Akwanga is also an advocate of the Biafran case, and has spoken in favor of an alliance between Ambazonian and Biafran independence movements. He has called for referendums on independence in both the former Southern Cameroons (including Bakassi) and Biafra.

==Political career==
Ebenezer Akwanga became a political activist in 1993, initially campaigning peacefully for the rights of the people of Southern Cameroons as a student leader of the University of Buea Students Union which worked together with the Southern Cameroons National Council (SCNC). He took an active part in the uprising of March 1997 against oppression and discrimination by the Cameroun government. . He was arrested and tried by a military tribunal. For the next six years he suffered a range of serious human rights violations at the hands of the Republic of Cameroun. These included torture, incommunicado detention, and a variety of forms of abuse in prison including being held in grossly overcrowded and unhygienic conditions, lack of proper food and wholly inadequate medical care. He suffered paralysis of his lower limbs and impaired vision as a result of torture and spent over 700 days in solitary confinement. In 1999 he was sentenced by the military tribunal to 20 years in prison. In 2003 he escaped to Nigeria and from there, after some 30 months evading arrest, he was re-settled in the USA where he lives today.
From the United States, Akwanga continued the struggle for the Southern Cameroonian people. The NGO REDRESS lodged a petition on Ebenezer's behalf with the UN Human Rights Committee (UNHRC) for multiple breaches of the International Covenant on Civil and Political Rights (ICCPR), including torture, over the period 1997 to 2003. In a unanimous decision made on 22 March 2011 UNHRC upheld the petition brought by REDRESS on behalf of Ebenezer against Cameroon. The petition averred multiple breaches of the ICCPR.
In 2011-2014, Ebenezer Akwanga, Ayaba Cho Lucas and other independence advocates founded a Southern Cameroons Government affiliated with an armed wing, SOCADEF. The government signed agreements with two Canadian public companies to promote future assets and resources in Southern Cameroons and legally contest ownership. The Camerounian government-controlled press later credited Akwanga's government with being one of the primary movers of the October 2017 Declaration of Independence of Ambazonia.

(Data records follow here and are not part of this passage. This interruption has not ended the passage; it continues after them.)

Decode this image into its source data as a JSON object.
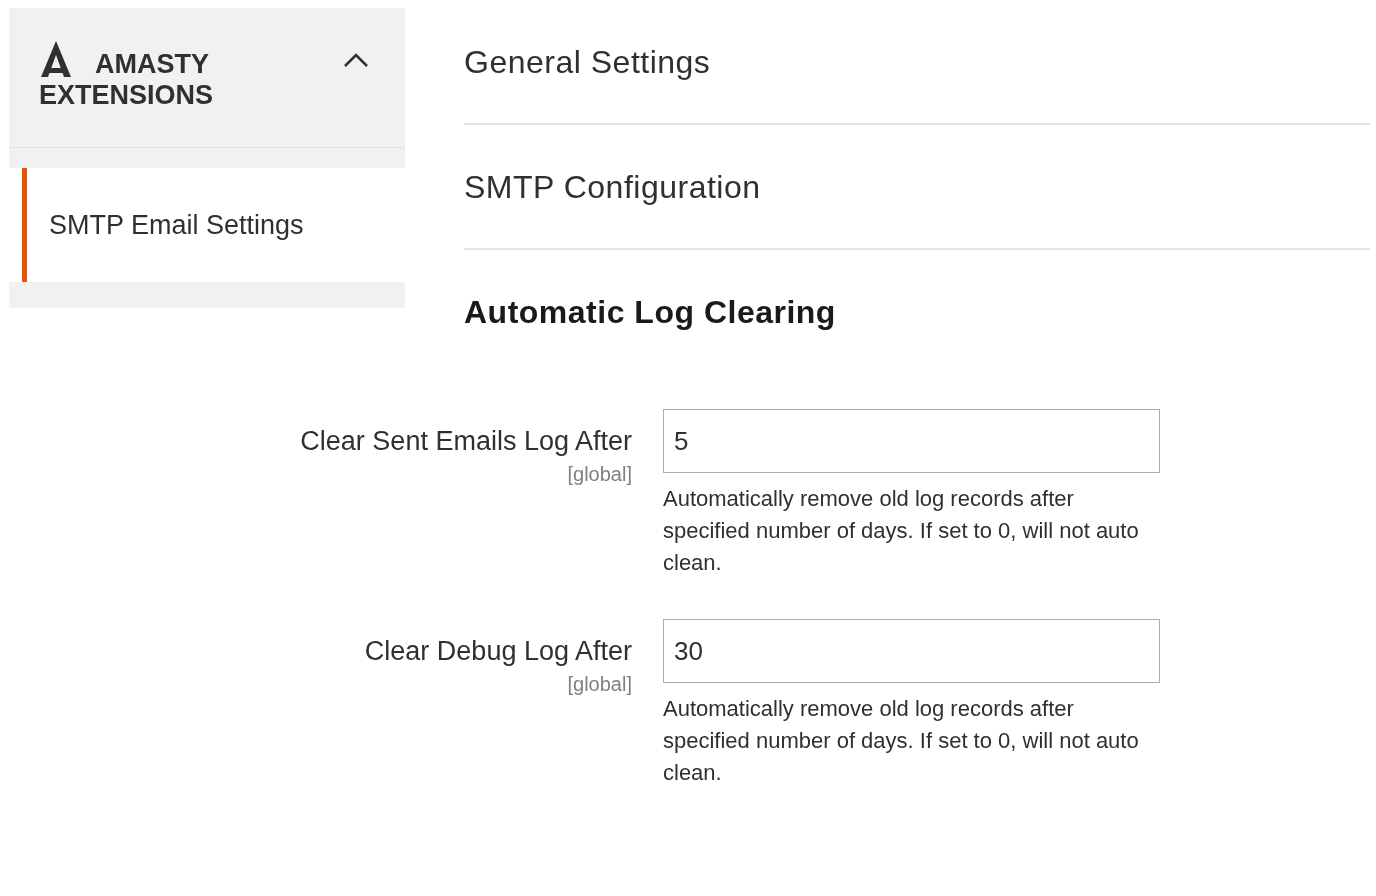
{
  "sidebar": {
    "group": {
      "title_line_1": "AMASTY",
      "title_line_2": "EXTENSIONS",
      "expanded": true
    },
    "items": [
      {
        "label": "SMTP Email Settings",
        "selected": true
      }
    ]
  },
  "sections": [
    {
      "title": "General Settings",
      "expanded": false
    },
    {
      "title": "SMTP Configuration",
      "expanded": false
    },
    {
      "title": "Automatic Log Clearing",
      "expanded": true,
      "fields": [
        {
          "label": "Clear Sent Emails Log After",
          "scope": "[global]",
          "value": "5",
          "note": "Automatically remove old log records after specified number of days. If set to 0, will not auto clean."
        },
        {
          "label": "Clear Debug Log After",
          "scope": "[global]",
          "value": "30",
          "note": "Automatically remove old log records after specified number of days. If set to 0, will not auto clean."
        }
      ]
    }
  ]
}
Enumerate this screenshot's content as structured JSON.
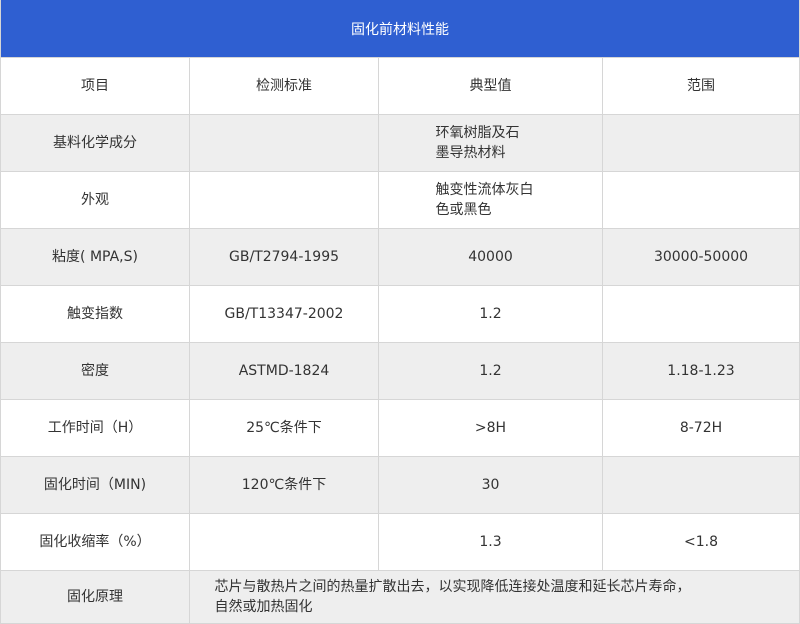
{
  "title": "固化前材料性能",
  "headers": [
    "项目",
    "检测标准",
    "典型值",
    "范围"
  ],
  "rows": [
    {
      "item": "基料化学成分",
      "standard": "",
      "typical": "环氧树脂及石\n墨导热材料",
      "range": ""
    },
    {
      "item": "外观",
      "standard": "",
      "typical": "触变性流体灰白\n色或黑色",
      "range": ""
    },
    {
      "item": "粘度( MPA,S)",
      "standard": "GB/T2794-1995",
      "typical": "40000",
      "range": "30000-50000"
    },
    {
      "item": "触变指数",
      "standard": "GB/T13347-2002",
      "typical": "1.2",
      "range": ""
    },
    {
      "item": "密度",
      "standard": "ASTMD-1824",
      "typical": "1.2",
      "range": "1.18-1.23"
    },
    {
      "item": "工作时间（H）",
      "standard": "25℃条件下",
      "typical": ">8H",
      "range": "8-72H"
    },
    {
      "item": "固化时间（MIN)",
      "standard": "120℃条件下",
      "typical": "30",
      "range": ""
    },
    {
      "item": "固化收缩率（%）",
      "standard": "",
      "typical": "1.3",
      "range": "<1.8"
    }
  ],
  "principle": {
    "item": "固化原理",
    "text": "芯片与散热片之间的热量扩散出去，以实现降低连接处温度和延长芯片寿命，\n自然或加热固化"
  }
}
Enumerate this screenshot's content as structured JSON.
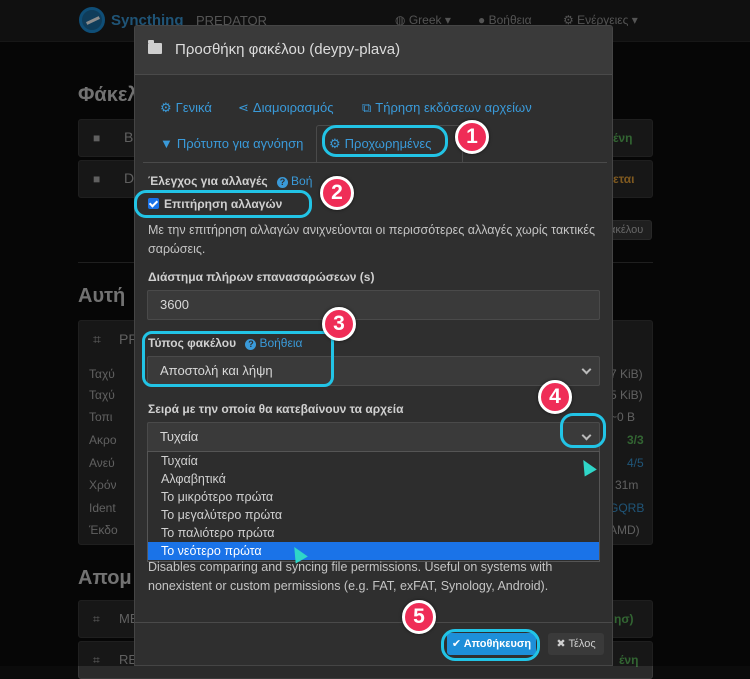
{
  "navbar": {
    "brand": "Syncthing",
    "device": "PREDATOR",
    "language": "Greek",
    "help": "Βοήθεια",
    "actions": "Ενέργειες"
  },
  "background": {
    "folders_heading": "Φάκελ",
    "folder1_letter": "B",
    "folder1_status": "ένη",
    "folder2_letter": "D",
    "folder2_status": "εται",
    "side_button": "ακέλου",
    "this_device_heading": "Αυτή",
    "device_short": "PR",
    "row_labels": [
      "Ταχύ",
      "Ταχύ",
      "Τοπι",
      "Ακρο",
      "Ανεύ",
      "Χρόν",
      "Ident",
      "Έκδο"
    ],
    "row_values": [
      "7 KiB)",
      "5 KiB)",
      "~0 B",
      "3/3",
      "4/5",
      "31m",
      "GQRB",
      "AMD)"
    ],
    "remote_heading": "Απομ",
    "remote1": "ME",
    "remote1_status": "ησ)",
    "remote2": "RE",
    "remote2_status": "ένη"
  },
  "modal": {
    "title": "Προσθήκη φακέλου (deypy-plava)",
    "tabs": {
      "general": "Γενικά",
      "sharing": "Διαμοιρασμός",
      "versioning": "Τήρηση εκδόσεων αρχείων",
      "ignore": "Πρότυπο για αγνόηση",
      "advanced": "Προχωρημένες"
    },
    "watch_label": "Έλεγχος για αλλαγές",
    "help_text": "Βοήθεια",
    "help_cut": "Βοή",
    "watch_checkbox": "Επιτήρηση αλλαγών",
    "watch_hint": "Με την επιτήρηση αλλαγών ανιχνεύονται οι περισσότερες αλλαγές χωρίς τακτικές σαρώσεις.",
    "rescan_label": "Διάστημα πλήρων επανασαρώσεων (s)",
    "rescan_value": "3600",
    "folder_type_label": "Τύπος φακέλου",
    "folder_type_value": "Αποστολή και λήψη",
    "pull_order_label": "Σειρά με την οποία θα κατεβαίνουν τα αρχεία",
    "pull_order_value": "Τυχαία",
    "pull_order_options": [
      "Τυχαία",
      "Αλφαβητικά",
      "Το μικρότερο πρώτα",
      "Το μεγαλύτερο πρώτα",
      "Το παλιότερο πρώτα",
      "Το νεότερο πρώτα"
    ],
    "permissions_hint": "Disables comparing and syncing file permissions. Useful on systems with nonexistent or custom permissions (e.g. FAT, exFAT, Synology, Android).",
    "save_button": "Αποθήκευση",
    "close_button": "Τέλος"
  },
  "annotations": [
    "1",
    "2",
    "3",
    "4",
    "5"
  ],
  "colors": {
    "accent": "#3a9ad9",
    "annotation_ring": "#22c4e6",
    "annotation_badge": "#ef2d57",
    "selected_option": "#1a73e8"
  }
}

As of 2020, he heads the Organization of Emerging African States (OEAS), which advises African separatists. As of 2016, the organization is based in the US, and has campaigned for a referendum regarding an independent Biafra.

==Assassination attempts==
The government of Cameroon has attempted to eliminate Akwanga on several occasions; in Buea, Southern Cameroons by poison in 2003, in Lagos, Nigeria in 2005 with at least three attempts by Cameroonian agents, and in South Africa in 2012 with a murder and kidnapping plot.

==Ambazonia campaign==
The October 2017 Ambazonia Declaration of Independence resulted in Akwanga revitalizing and arming SOCADEF (Southern Cameroons Defense Force) as a self-defense force. According to International Crisis Group, SOCADEF, is one of the largest armed units operating in Ambazonia.